Type Locality and Horizon. The Type Locality is Neville’s Garden Site, D Site Plateau, Riversleigh World Heritage Area, Boodjamulla National Park, northwestern Queensland. Neville’s Garden Site is early Miocene in age (radiometrically dated at 18.24±0.29 Ma and 17.85±0.13 Ma: Archer et al., 1997; Arena, 2004; Travouillon et al., 2006; Woodhead et al., 2016).

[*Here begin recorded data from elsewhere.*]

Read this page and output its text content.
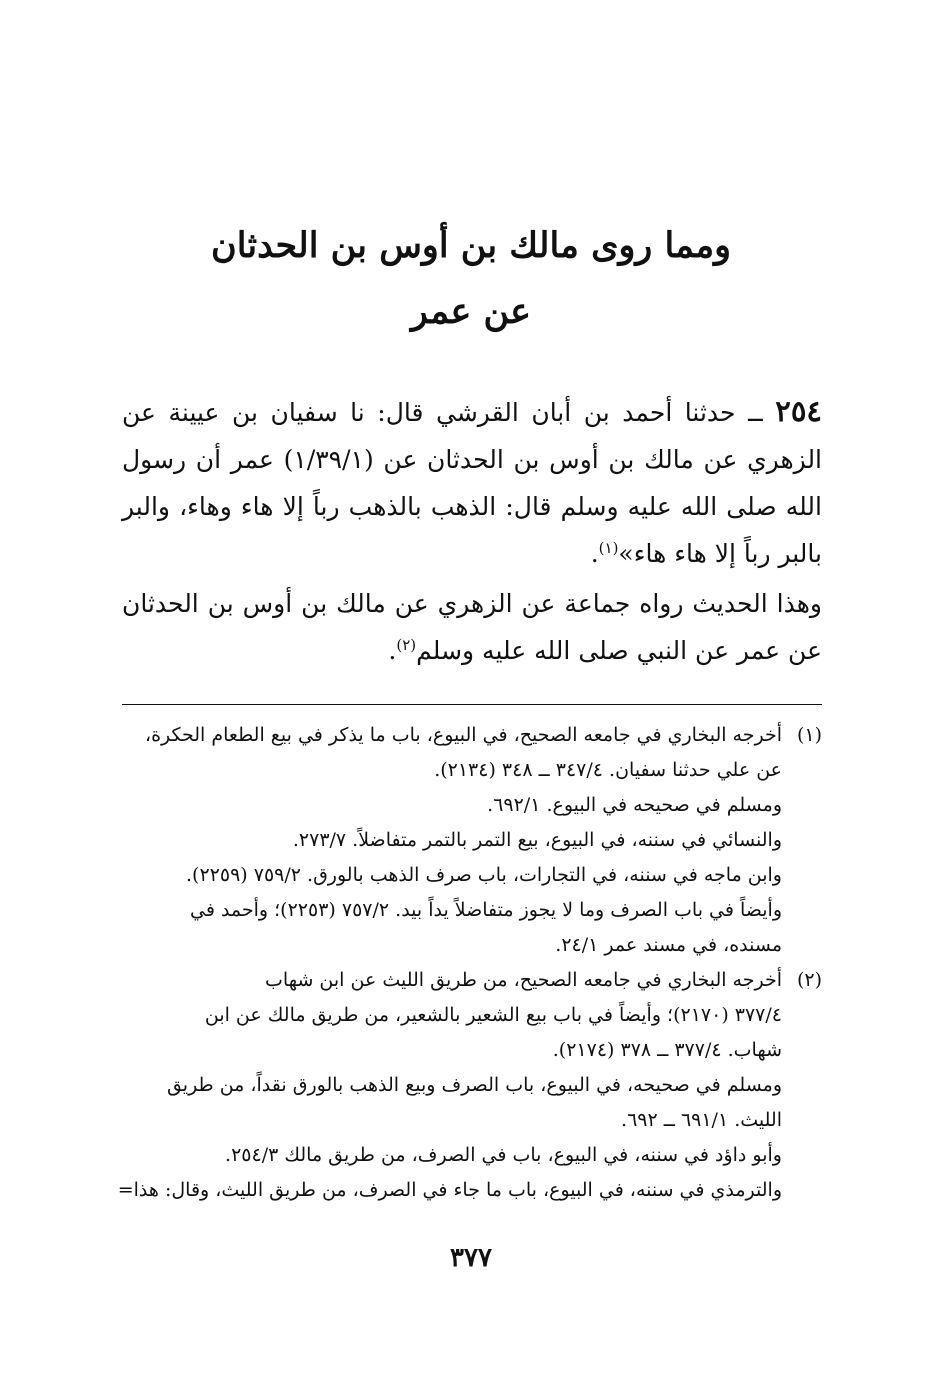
ومما روى مالك بن أوس بن الحدثان
عن عمر
٢٥٤ ــ حدثنا أحمد بن أبان القرشي قال: نا سفيان بن عيينة عن الزهري عن مالك بن أوس بن الحدثان عن (١/٣٩/١) عمر أن رسول الله صلى الله عليه وسلم قال: الذهب بالذهب رباً إلا هاء وهاء، والبر بالبر رباً إلا هاء هاء»$^{(١)}$.
وهذا الحديث رواه جماعة عن الزهري عن مالك بن أوس بن الحدثان عن عمر عن النبي صلى الله عليه وسلم$^{(٢)}$.
(١)
أخرجه البخاري في جامعه الصحيح، في البيوع، باب ما يذكر في بيع الطعام الحكرة،
عن علي حدثنا سفيان. ٣٤٧/٤ ــ ٣٤٨ (٢١٣٤).
ومسلم في صحيحه في البيوع. ٦٩٢/١.
والنسائي في سننه، في البيوع، بيع التمر بالتمر متفاضلاً. ٢٧٣/٧.
وابن ماجه في سننه، في التجارات، باب صرف الذهب بالورق. ٧٥٩/٢ (٢٢٥٩).
وأيضاً في باب الصرف وما لا يجوز متفاضلاً يداً بيد. ٧٥٧/٢ (٢٢٥٣)؛ وأحمد في
مسنده، في مسند عمر ٢٤/١.
(٢)
أخرجه البخاري في جامعه الصحيح، من طريق الليث عن ابن شهاب
٣٧٧/٤ (٢١٧٠)؛ وأيضاً في باب بيع الشعير بالشعير، من طريق مالك عن ابن
شهاب. ٣٧٧/٤ ــ ٣٧٨ (٢١٧٤).
ومسلم في صحيحه، في البيوع، باب الصرف وبيع الذهب بالورق نقداً، من طريق
الليث. ٦٩١/١ ــ ٦٩٢.
وأبو داؤد في سننه، في البيوع، باب في الصرف، من طريق مالك ٢٥٤/٣.
والترمذي في سننه، في البيوع، باب ما جاء في الصرف، من طريق الليث، وقال: هذا=
٣٧٧
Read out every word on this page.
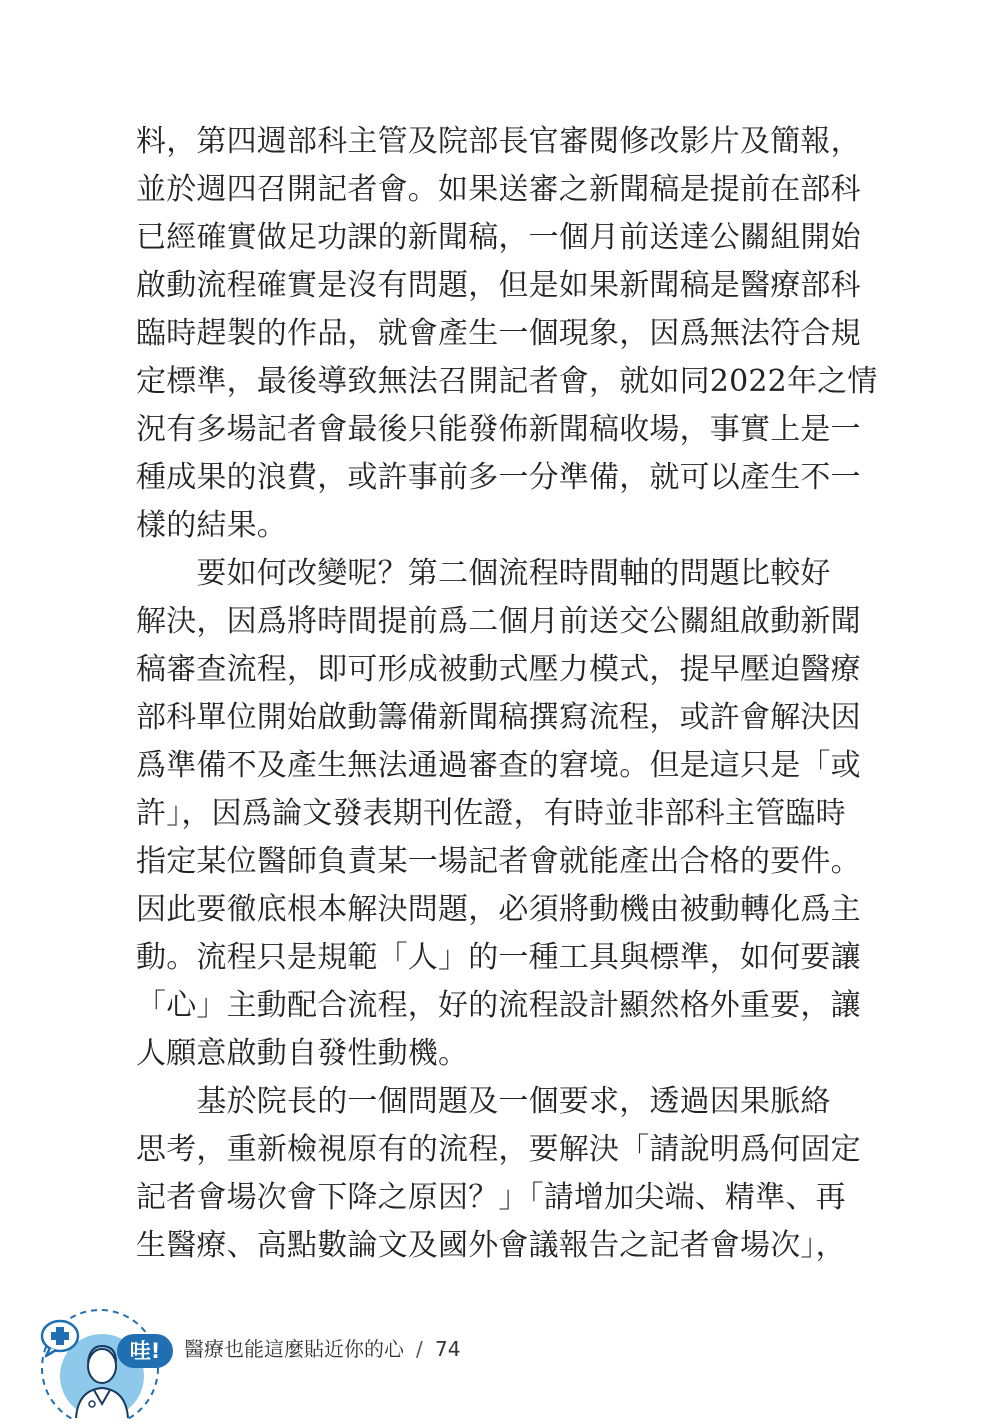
料，第四週部科主管及院部長官審閱修改影片及簡報，
並於週四召開記者會。如果送審之新聞稿是提前在部科
已經確實做足功課的新聞稿，一個月前送達公關組開始
啟動流程確實是沒有問題，但是如果新聞稿是醫療部科
臨時趕製的作品，就會產生一個現象，因爲無法符合規
定標準，最後導致無法召開記者會，就如同2022年之情
況有多場記者會最後只能發佈新聞稿收場，事實上是一
種成果的浪費，或許事前多一分準備，就可以產生不一
樣的結果。
　　要如何改變呢？第二個流程時間軸的問題比較好
解決，因爲將時間提前爲二個月前送交公關組啟動新聞
稿審查流程，即可形成被動式壓力模式，提早壓迫醫療
部科單位開始啟動籌備新聞稿撰寫流程，或許會解決因
爲準備不及產生無法通過審查的窘境。但是這只是「或
許」，因爲論文發表期刊佐證，有時並非部科主管臨時
指定某位醫師負責某一場記者會就能產出合格的要件。
因此要徹底根本解決問題，必須將動機由被動轉化爲主
動。流程只是規範「人」的一種工具與標準，如何要讓
「心」主動配合流程，好的流程設計顯然格外重要，讓
人願意啟動自發性動機。
　　基於院長的一個問題及一個要求，透過因果脈絡
思考，重新檢視原有的流程，要解決「請說明爲何固定
記者會場次會下降之原因？」「請增加尖端、精準、再
生醫療、高點數論文及國外會議報告之記者會場次」，
哇!	醫療也能這麼貼近你的心 / 74
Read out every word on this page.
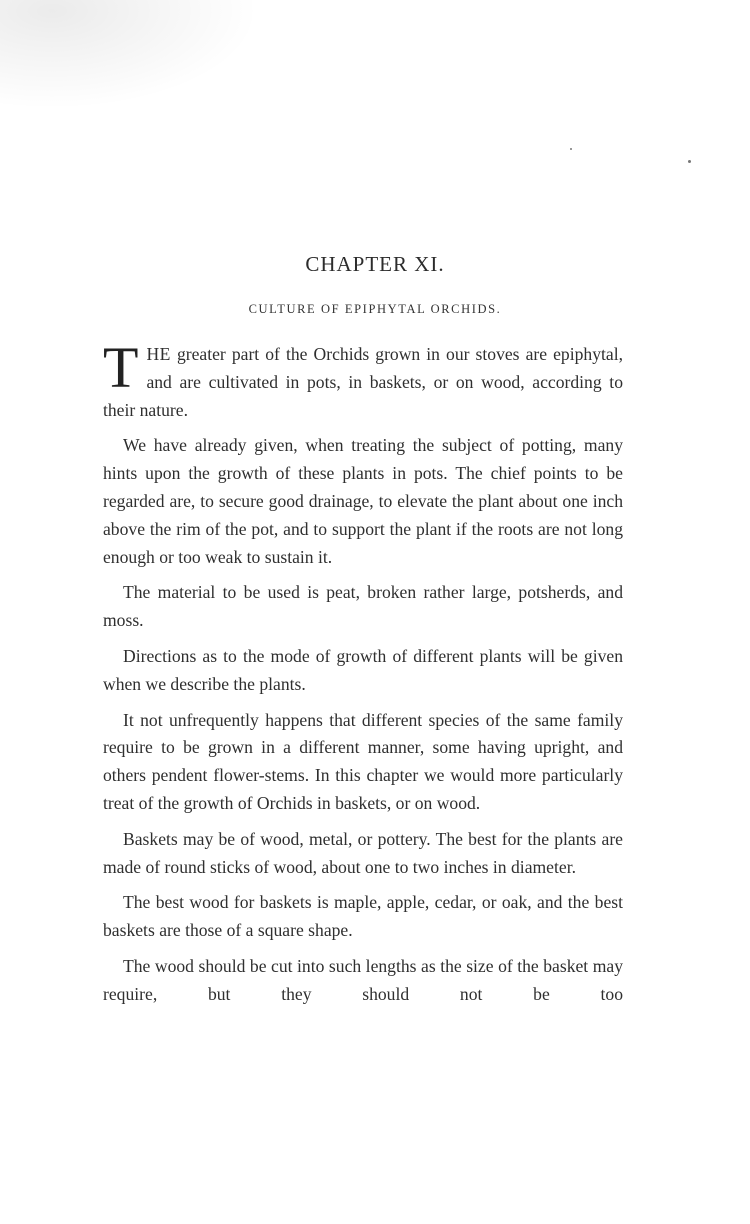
CHAPTER XI.
CULTURE OF EPIPHYTAL ORCHIDS.

THE greater part of the Orchids grown in our stoves are epiphytal, and are cultivated in pots, in baskets, or on wood, according to their nature.

We have already given, when treating the subject of potting, many hints upon the growth of these plants in pots. The chief points to be regarded are, to secure good drainage, to elevate the plant about one inch above the rim of the pot, and to support the plant if the roots are not long enough or too weak to sustain it.

The material to be used is peat, broken rather large, potsherds, and moss.

Directions as to the mode of growth of different plants will be given when we describe the plants.

It not unfrequently happens that different species of the same family require to be grown in a different manner, some having upright, and others pendent flower-stems. In this chapter we would more particularly treat of the growth of Orchids in baskets, or on wood.

Baskets may be of wood, metal, or pottery. The best for the plants are made of round sticks of wood, about one to two inches in diameter.

The best wood for baskets is maple, apple, cedar, or oak, and the best baskets are those of a square shape.

The wood should be cut into such lengths as the size of the basket may require, but they should not be too
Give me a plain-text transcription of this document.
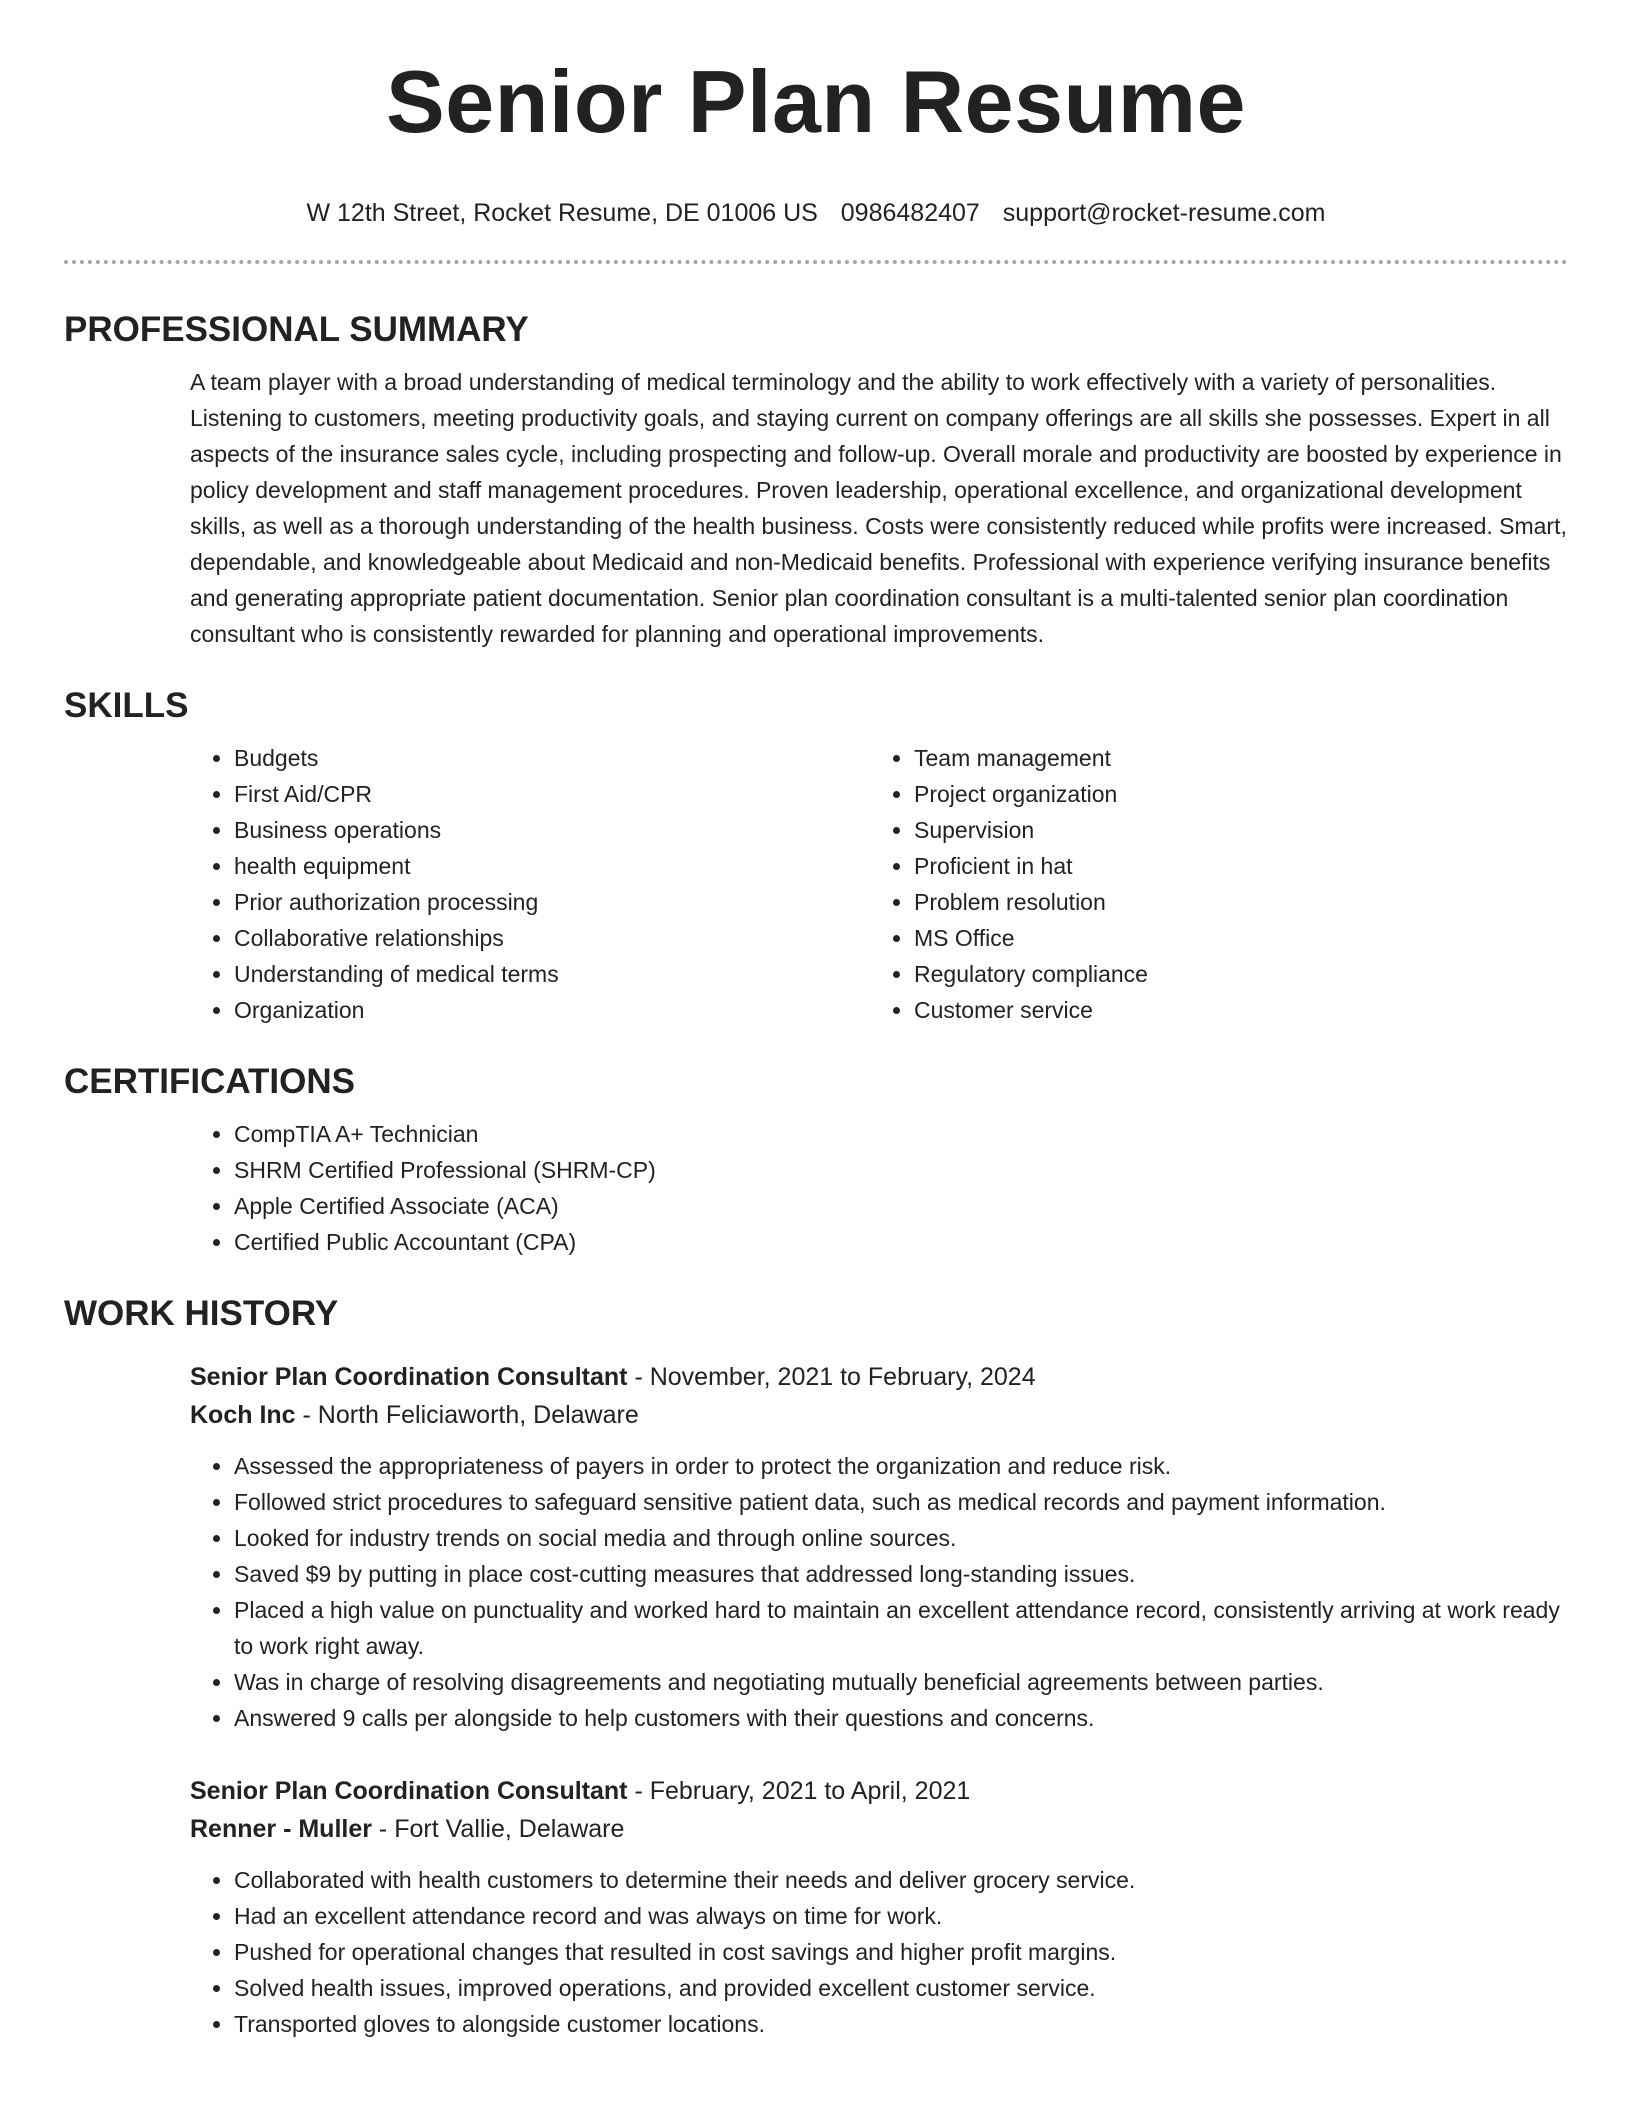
Senior Plan Resume
W 12th Street, Rocket Resume, DE 01006 US 0986482407 support@rocket-resume.com
PROFESSIONAL SUMMARY

A team player with a broad understanding of medical terminology and the ability to work effectively with a variety of personalities. Listening to customers, meeting productivity goals, and staying current on company offerings are all skills she possesses. Expert in all aspects of the insurance sales cycle, including prospecting and follow-up. Overall morale and productivity are boosted by experience in policy development and staff management procedures. Proven leadership, operational excellence, and organizational development skills, as well as a thorough understanding of the health business. Costs were consistently reduced while profits were increased. Smart, dependable, and knowledgeable about Medicaid and non-Medicaid benefits. Professional with experience verifying insurance benefits and generating appropriate patient documentation. Senior plan coordination consultant is a multi-talented senior plan coordination consultant who is consistently rewarded for planning and operational improvements.

SKILLS
• Budgets
• First Aid/CPR
• Business operations
• health equipment
• Prior authorization processing
• Collaborative relationships
• Understanding of medical terms
• Organization
• Team management
• Project organization
• Supervision
• Proficient in hat
• Problem resolution
• MS Office
• Regulatory compliance
• Customer service
CERTIFICATIONS
• CompTIA A+ Technician
• SHRM Certified Professional (SHRM-CP)
• Apple Certified Associate (ACA)
• Certified Public Accountant (CPA)
WORK HISTORY
Senior Plan Coordination Consultant - November, 2021 to February, 2024
Koch Inc - North Feliciaworth, Delaware
• Assessed the appropriateness of payers in order to protect the organization and reduce risk.
• Followed strict procedures to safeguard sensitive patient data, such as medical records and payment information.
• Looked for industry trends on social media and through online sources.
• Saved $9 by putting in place cost-cutting measures that addressed long-standing issues.
• Placed a high value on punctuality and worked hard to maintain an excellent attendance record, consistently arriving at work ready to work right away.
• Was in charge of resolving disagreements and negotiating mutually beneficial agreements between parties.
• Answered 9 calls per alongside to help customers with their questions and concerns.
Senior Plan Coordination Consultant - February, 2021 to April, 2021
Renner - Muller - Fort Vallie, Delaware
• Collaborated with health customers to determine their needs and deliver grocery service.
• Had an excellent attendance record and was always on time for work.
• Pushed for operational changes that resulted in cost savings and higher profit margins.
• Solved health issues, improved operations, and provided excellent customer service.
• Transported gloves to alongside customer locations.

Diagnosis. Microleo attenboroughi is attributed to Thylacoleonidae on the basis of its bicuspid, blade-like P3 and its weakly-crenulated, subtriangular bunodont molars. Microleo attenboroughi is smaller than all other thylacoleonids (see below). Generic distinction is based primarily on its unique P3 morphology.

FIGURE 3. Cladistic relationships of Microleo attenboroughi within Thylacoleonidae and Vombatiformes: 1) strict consensus tree of nine most parsimonious trees obtained in the phylogenetic analysis (tree length = 272 steps; see Appendices 1, 2); 2) time-tree of thylacoleonid phylogeny. 

Anna K. Gillespie, Michael Archer and Suzanne J. Hand. 2016. A Tiny New Marsupial Lion (Marsupialia, Thylacoleonidae) from the early Miocene of Australia. Palaeontologia Electronica 19.2.29A: 1-25.